Principal Investigator Albert Saiz
Project Website https://stl.mit.edu/project/supply-housing-and-real-estate-china-land-allocatio…
The factors driving demand dynamics of Chinese housing markets have been extensively researched: local demographic evolution, growth in employment, the extent to which the Hukou system is binding, mortgage rates, and investment motivations are all receiving increasing attention from researchers.
Supply-side issues are also being studied but to a smaller extent. Therefore the dynamics of housing supply in urban China are not yet entirely well understood. Critical amongst these are: the timing of land development, the quantitative and price responses to increase land allocations from local governments, and the vertical strategies of developers and local governments (what building heights, and how these vary with land availability).

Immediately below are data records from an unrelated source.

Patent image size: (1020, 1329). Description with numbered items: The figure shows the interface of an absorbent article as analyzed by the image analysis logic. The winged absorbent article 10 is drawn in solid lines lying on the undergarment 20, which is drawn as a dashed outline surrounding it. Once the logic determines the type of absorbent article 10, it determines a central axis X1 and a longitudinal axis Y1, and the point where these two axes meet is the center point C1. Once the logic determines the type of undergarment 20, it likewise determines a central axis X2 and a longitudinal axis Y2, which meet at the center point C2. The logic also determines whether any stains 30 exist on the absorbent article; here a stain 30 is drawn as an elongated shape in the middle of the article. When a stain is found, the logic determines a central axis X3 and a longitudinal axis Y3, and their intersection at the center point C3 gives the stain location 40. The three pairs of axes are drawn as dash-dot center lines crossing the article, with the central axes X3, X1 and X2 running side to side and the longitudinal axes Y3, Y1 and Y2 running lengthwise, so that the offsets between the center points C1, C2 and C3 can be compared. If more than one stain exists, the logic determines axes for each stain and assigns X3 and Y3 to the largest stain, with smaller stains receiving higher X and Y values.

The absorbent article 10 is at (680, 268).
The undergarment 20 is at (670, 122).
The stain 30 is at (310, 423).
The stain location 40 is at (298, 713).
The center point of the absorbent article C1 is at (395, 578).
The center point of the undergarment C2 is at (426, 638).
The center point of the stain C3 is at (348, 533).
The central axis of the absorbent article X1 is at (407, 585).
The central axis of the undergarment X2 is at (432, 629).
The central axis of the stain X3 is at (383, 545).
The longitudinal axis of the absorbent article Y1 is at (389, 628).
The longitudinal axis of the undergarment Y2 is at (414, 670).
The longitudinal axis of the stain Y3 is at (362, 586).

There are many characteristics that make housing supply dynamics in China very different from the US and other countries. Generally, it is almost impossible to conceptualize an upward-sloping housing supply function in urban markets in China capturing a stable relationship between housing supply (construction) and home values. This is because the supply of land changes discretely every 20 and 5 years according to the national and provincial 5-year plans and in ways that are very difficult to forecast ex ante by market agents. In parallel, it is also very difficult to characterize the extent to which supply responds to demand pressures via vertical growth. The decentralized nature of urban development and the fact that public zoning and parcel maps are not available makes it difficult for researchers and the public to know exactly what is the massing and density of the new development, and how changes in land allocation translate into a total number of new housing units.

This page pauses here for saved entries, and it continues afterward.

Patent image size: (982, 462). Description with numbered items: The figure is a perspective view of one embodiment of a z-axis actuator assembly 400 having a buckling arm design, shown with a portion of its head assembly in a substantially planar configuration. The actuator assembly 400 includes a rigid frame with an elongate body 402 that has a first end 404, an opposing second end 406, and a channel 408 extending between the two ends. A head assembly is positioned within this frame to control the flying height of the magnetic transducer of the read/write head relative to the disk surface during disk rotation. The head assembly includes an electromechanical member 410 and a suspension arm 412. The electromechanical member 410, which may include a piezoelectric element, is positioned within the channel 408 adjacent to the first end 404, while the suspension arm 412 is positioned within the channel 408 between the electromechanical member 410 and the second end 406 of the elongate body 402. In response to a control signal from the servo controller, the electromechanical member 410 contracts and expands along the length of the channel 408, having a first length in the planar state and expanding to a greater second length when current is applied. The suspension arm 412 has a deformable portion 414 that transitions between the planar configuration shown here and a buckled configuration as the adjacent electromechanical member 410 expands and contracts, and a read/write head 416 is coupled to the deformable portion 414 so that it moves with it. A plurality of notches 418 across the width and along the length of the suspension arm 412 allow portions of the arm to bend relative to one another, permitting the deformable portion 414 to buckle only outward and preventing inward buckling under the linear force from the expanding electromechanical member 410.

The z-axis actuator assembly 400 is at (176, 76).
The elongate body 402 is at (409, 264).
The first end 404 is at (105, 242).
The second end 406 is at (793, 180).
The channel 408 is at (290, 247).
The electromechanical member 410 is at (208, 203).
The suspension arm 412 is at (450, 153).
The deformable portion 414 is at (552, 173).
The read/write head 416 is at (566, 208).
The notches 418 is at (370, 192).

Our research team will examine both horizontal (land) and vertical (FAR) aspects of housing supply in Urban China. We will devote a team of research assistants to unearth the details of the successive 5-year plans at the national, provincial, and city level to document and codify all the land allocations to provincial governments, and how the provincial governments “pass” land allocations to municipal governments. We then will learn about how these “semi-experimental” large and discrete shocks to the supply of urban land translate into outcomes in the built environment and the economics of housing markets. How does residential construction (sites and densities) and housing prices respond to larger (versus smaller) “exogenous" land allocations? How does the spatial development strategies of the municipality react to the size of the allocations coming from “above” in a top-down fashion? We will combine our own land allocation data with data on housing prices and construction costs as developed by the Tsinghua team, and with our newly constructed data on housing densities. This later part project will monitor the levels of China's rapid urbanization using remotely sensed data released by an ongoing European space mission. We will derive a measure of urbanization intensity by not only registering extent of surface area dedicated to urban uses but also the volume of developed space and estimates the development intensity for a large and representative sample of Chinese cities.
Combining all the data sources above will explore the determinants of the spatial distribution urbanization intensity within and across cities and the time dynamics of urbanization in order to better understand how the supply of land and built space respond to market demand pressures and government policies.